Much of the home is now painted white or off-white, but the sunset hues that do appear were chosen for specific, personal reasons. The piano room, for example, ended up a dusky pink that was inspired by a candle Musgraves created in collaboration with the cult fragrance brand Boy Smells. “It’s a perfect balance of masculine and feminine,” she says of the shade. And the pale-yellow-toned striated-silk wall covering in the dining room complements both the travertine table therein and an orb-shaped Murano glass light fixture that hangs in the entryway, which Musgraves was “really proud” to have scored on 1stDibs.

In the family room, a vintage Maitland-Smith cocktail table sits in front of a Verellen sofa.

A late-19th-century tramp art box stands atop a Biedermeier-style table on the upstairs landing. Hand-knotted moroccan checkerboard rug.

“There are a lot of orbs and circles in the house,” Musgraves says. “I was writing the album at the same time I was moving into the home, and there were a lot of themes that were kind of presenting themselves [in both projects]. This theme of full-circle-ness kept appearing, and I had some spiritual experiences that involved orbs—I had a psychedelic plant therapy session in which people from my past kept presenting themselves to me in the form of orbs.” She laughs. “Without running the risk of sounding like an absolute psycho, it was really transformative for me.”

Many of the house’s larger pieces – including the enormous bust on display by the singer’s swimming pool – were purchased second-, third-, or fourth-hand. “I have a huge love for getting up on a Saturday and browsing estate sales. When I’m on the road, instead of staying locked away on the bus, I’ll get up, get coffee, and find the nearest antiques store. There’s something really interesting to me about taking ownership over an object that meant a lot to someone else, and kind of becoming the new steward of whatever it is.” Case in point: the antique gilt French bed frame that she placed in one of her guest rooms. “I love thinking about who might have slept here, what they dreamed about, the love that was made on this bed,” she says. “To me, it’s really magical.”

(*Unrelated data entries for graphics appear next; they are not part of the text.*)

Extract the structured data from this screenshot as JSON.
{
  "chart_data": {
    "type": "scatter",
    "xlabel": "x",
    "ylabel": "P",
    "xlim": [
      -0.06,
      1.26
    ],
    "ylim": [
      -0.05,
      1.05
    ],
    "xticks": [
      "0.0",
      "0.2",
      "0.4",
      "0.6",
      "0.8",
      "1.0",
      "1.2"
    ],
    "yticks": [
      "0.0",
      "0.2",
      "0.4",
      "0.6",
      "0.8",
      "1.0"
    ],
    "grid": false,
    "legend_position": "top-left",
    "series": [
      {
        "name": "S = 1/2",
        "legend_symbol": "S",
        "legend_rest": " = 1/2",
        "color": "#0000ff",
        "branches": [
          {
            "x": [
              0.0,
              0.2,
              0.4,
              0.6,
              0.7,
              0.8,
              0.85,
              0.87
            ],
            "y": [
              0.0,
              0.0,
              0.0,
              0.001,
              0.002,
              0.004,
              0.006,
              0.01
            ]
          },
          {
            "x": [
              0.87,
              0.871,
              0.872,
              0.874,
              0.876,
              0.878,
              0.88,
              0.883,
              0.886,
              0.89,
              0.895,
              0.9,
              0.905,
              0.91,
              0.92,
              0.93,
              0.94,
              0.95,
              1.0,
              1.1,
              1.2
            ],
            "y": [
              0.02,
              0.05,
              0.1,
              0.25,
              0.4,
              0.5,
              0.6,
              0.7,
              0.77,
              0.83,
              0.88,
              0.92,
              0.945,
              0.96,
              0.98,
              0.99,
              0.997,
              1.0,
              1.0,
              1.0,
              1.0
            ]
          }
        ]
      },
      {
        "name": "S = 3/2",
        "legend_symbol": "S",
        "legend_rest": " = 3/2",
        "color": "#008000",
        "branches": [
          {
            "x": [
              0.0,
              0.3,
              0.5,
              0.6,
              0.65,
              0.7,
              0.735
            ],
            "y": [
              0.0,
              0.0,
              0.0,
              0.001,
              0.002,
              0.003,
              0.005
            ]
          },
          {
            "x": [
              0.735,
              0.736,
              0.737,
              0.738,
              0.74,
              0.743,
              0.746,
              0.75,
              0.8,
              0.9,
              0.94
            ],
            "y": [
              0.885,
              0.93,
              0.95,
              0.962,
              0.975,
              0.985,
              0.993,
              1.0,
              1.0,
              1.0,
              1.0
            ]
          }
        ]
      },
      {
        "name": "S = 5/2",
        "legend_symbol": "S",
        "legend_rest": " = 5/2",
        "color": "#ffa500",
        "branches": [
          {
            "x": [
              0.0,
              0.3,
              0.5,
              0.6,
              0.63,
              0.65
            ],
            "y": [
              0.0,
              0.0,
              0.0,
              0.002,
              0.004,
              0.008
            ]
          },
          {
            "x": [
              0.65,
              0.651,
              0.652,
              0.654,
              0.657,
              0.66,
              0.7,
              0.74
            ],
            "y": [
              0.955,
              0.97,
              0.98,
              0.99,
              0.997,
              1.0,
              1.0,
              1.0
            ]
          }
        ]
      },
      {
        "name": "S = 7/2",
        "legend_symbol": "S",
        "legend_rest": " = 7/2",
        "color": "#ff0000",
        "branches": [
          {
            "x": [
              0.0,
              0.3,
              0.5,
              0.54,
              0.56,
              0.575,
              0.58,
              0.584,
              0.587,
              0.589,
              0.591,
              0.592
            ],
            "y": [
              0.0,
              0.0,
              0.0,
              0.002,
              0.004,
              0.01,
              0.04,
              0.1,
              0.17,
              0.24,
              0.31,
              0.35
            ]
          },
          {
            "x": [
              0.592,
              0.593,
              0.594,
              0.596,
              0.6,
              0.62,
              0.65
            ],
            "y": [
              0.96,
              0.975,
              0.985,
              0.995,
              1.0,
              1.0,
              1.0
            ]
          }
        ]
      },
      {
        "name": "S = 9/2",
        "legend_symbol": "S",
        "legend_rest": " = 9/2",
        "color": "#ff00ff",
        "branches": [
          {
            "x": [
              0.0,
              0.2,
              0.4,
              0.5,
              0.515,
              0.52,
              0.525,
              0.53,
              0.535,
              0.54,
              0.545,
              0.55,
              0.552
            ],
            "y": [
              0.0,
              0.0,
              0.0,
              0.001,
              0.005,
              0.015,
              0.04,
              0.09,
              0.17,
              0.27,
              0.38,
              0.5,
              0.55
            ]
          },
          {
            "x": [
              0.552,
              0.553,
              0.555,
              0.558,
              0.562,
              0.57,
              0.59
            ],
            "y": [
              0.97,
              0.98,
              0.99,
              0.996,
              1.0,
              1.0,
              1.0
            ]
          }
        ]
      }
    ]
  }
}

As she walks around, pointing out her favorite things, it’s clear that almost everything in the house has a story. The photograph of a teenager in a cheerleading jacket smoking a cigarette? That’s her mother. “She looks like a total badass because she is a badass,” Musgraves says. The jewelry box filled with bits of blue eggshells? Well, when she and her boyfriend, writer Cole Schafer, first started dating, he had a dream about a robin’s egg, and then she found one on her front doorstep later that same morning. “And then a handful of days later…he found a robin’s egg on his front doorstep. And a couple of months after that, we were visiting his parents in Indiana, and long story short, there was a robin’s egg on their front doorstep!” The ceramic camel on her bar? She made it herself the summer before last, in “this clay class with a bunch of old ladies that was the most fun ever.” The framed half-smoked joint? Given to her by Willie Nelson when the two were on tour together in 2014. “He rolled this huge fatty,” she remembers, “and we all sat around and smoked it with him, and then he said, ‘Save the rest for another time,’ and I did.”

“The interior of this home was my first time trying to embrace a minimalist mindset, and that is a challenge for me,” Musgraves admits. “I love collecting things that intrigue me, which doesn’t always bode well for [maintaining] a minimalist environment.” She also invokes wabi-sabi, the Japanese concept of embracing beauty in imperfection, as a way of explaining her actual aesthetic. “You can’t put your finger on the exact style of this house, and I’d say the same about my music. Instead, it’s a big patchwork quilt of all these things that spark some kind of joy in me.”